The question is NOT about how to configure miktex or how to use strikethrough or colors --- it is about why is the command \xx still undefined, i.e. why does not \newcommand work**:.? log file says:


! Undefined control sequence. l.9 \xx {first}{second}

EDIT:\xvs.\xx is corrected thanks to @David "\HUGE" command is corrected" thanks to @rafaele, still same error


%LaTeX code:

`\documentclass{article}
\usepackage{soul}
\newcommand{\x}[2]{ARG1:(\st{#1})ARG2: ({\Huge #2})}

\begin{document}


test:
\xx{first}{second}
\end{document}`
5
  • 3
    You define \x but use \xx. Commented Mar 24, 2022 at 0:18
  • 4
    you defined \x and used \xx Commented Mar 24, 2022 at 0:18
  • 2
    Use \Huge #2 or \huge #2. Commented Mar 24, 2022 at 0:23
  • @RaffaeleSantoro Thank you! I've changed the commandsto \Huge, still same result: undefined control sequence at line 9.:.log file says! Undefined control sequence. l.9 \xx {first}{second} Commented Mar 24, 2022 at 0:49
  • @DavidCarlisle Yes changing to \newcommand{\xx} has solved the problemThank you very much!!!Could you please convert your comment to answer? for me to accept it?
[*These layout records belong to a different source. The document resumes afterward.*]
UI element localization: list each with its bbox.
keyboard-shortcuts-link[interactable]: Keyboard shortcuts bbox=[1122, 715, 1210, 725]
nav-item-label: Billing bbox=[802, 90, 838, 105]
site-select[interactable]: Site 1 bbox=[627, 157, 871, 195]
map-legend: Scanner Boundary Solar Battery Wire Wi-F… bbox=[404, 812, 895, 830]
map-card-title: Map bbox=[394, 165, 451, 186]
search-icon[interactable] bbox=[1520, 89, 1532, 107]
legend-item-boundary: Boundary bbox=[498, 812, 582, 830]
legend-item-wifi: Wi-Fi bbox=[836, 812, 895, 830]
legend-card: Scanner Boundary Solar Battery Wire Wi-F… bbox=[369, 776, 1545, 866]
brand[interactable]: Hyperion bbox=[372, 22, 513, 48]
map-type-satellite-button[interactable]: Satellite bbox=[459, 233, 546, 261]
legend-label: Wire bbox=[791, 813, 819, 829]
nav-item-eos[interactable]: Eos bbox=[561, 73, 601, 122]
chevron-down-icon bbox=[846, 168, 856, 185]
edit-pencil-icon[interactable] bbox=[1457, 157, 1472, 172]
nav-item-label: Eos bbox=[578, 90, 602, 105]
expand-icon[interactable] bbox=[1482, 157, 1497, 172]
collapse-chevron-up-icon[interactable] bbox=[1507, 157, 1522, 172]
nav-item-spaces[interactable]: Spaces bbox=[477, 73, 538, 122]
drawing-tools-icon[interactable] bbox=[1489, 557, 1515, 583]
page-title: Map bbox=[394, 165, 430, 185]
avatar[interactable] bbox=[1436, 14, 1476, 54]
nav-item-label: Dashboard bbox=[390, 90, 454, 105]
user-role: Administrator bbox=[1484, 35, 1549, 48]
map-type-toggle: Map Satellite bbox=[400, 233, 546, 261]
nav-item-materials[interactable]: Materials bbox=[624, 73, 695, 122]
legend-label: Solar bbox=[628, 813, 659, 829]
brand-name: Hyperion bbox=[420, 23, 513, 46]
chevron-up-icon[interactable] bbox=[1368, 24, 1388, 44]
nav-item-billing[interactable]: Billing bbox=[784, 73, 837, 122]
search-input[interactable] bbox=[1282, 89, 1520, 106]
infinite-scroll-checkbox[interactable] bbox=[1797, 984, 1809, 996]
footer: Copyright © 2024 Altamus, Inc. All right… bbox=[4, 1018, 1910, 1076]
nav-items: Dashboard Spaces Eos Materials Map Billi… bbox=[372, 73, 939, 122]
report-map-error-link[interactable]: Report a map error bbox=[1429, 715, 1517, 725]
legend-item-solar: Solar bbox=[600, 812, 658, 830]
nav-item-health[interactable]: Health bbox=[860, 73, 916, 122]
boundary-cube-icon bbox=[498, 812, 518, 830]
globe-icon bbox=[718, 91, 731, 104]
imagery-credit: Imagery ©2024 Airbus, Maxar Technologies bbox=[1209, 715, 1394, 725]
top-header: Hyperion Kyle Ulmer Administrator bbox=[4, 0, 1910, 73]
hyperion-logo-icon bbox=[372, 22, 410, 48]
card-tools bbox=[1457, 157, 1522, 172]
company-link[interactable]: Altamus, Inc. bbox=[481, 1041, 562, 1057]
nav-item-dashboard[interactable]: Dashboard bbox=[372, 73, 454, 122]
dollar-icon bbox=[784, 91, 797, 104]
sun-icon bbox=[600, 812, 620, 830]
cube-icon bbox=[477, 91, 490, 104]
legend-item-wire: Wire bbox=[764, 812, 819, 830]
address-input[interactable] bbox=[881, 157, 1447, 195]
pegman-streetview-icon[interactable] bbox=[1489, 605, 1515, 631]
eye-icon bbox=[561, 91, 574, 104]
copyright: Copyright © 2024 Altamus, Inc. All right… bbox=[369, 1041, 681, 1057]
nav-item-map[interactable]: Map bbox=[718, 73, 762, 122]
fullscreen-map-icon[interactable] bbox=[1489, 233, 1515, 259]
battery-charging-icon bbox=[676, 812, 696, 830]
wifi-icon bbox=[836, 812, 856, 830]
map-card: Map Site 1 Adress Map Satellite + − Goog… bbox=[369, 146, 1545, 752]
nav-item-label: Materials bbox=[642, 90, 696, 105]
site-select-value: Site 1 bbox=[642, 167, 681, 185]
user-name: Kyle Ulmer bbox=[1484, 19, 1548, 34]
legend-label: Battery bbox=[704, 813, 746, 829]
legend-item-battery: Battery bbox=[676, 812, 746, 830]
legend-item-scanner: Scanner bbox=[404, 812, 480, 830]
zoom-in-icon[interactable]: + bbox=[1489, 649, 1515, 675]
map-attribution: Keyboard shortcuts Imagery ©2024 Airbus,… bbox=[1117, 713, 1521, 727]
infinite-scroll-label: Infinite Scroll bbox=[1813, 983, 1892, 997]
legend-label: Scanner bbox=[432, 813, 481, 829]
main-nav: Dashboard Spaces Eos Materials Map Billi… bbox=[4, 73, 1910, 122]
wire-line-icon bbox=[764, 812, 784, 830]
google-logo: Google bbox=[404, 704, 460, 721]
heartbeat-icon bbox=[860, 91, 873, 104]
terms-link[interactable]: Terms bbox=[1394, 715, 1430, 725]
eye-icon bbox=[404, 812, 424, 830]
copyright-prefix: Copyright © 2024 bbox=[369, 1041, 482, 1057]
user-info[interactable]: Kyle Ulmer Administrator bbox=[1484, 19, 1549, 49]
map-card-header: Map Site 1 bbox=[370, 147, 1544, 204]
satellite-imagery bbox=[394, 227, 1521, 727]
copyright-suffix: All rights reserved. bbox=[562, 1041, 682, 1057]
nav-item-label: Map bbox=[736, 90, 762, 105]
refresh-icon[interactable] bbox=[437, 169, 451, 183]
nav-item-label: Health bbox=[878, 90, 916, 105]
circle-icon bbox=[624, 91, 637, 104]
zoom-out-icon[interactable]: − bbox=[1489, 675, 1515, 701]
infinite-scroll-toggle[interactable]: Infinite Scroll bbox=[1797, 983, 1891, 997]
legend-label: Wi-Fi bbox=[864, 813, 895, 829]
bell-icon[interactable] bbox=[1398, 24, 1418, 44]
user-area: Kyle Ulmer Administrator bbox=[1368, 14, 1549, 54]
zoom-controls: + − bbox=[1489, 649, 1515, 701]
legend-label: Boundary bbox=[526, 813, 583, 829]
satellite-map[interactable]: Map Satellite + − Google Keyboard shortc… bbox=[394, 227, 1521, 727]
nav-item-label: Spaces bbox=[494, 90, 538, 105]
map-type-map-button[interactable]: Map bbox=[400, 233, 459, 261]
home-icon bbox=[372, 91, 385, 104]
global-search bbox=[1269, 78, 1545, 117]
Oh, so stupid of me! Shame on me! Should I now close the question?, or leave it as answered? Commented Mar 24, 2022 at 1:12

2 Answers 2

2

Just a typo in your LaTeX program..

Modify it as follows..

\documentclass{article}
\usepackage{soul}
\newcommand{\xx}[2]{ARG1:(\st{#1})ARG2: ({\Huge #2})}

\begin{document}


test:
\xx{first}{second}
\end{document}

It works - I tested!

LaTeX Output

1

If you do

\newcommand{\x}[2]{<whatever>}

you're defining \x, aren't you? So, why would you expect that \xx gets defined?

After your

\newcommand{\x}[2]{ARG1:(\st{#1})ARG2: ({\Huge #2})}

the call

\x{first}{second}

will do as requested, but of course \xx will raise the Undefined control sequence error.

The LaTeX kernel has

\newcommand{\setlength}[2]{<something irrelevant for the topic here>}

and you call it as

\setlength{\mylen}{12cm}

not \setlengthsetlength{\mylen}{12cm}.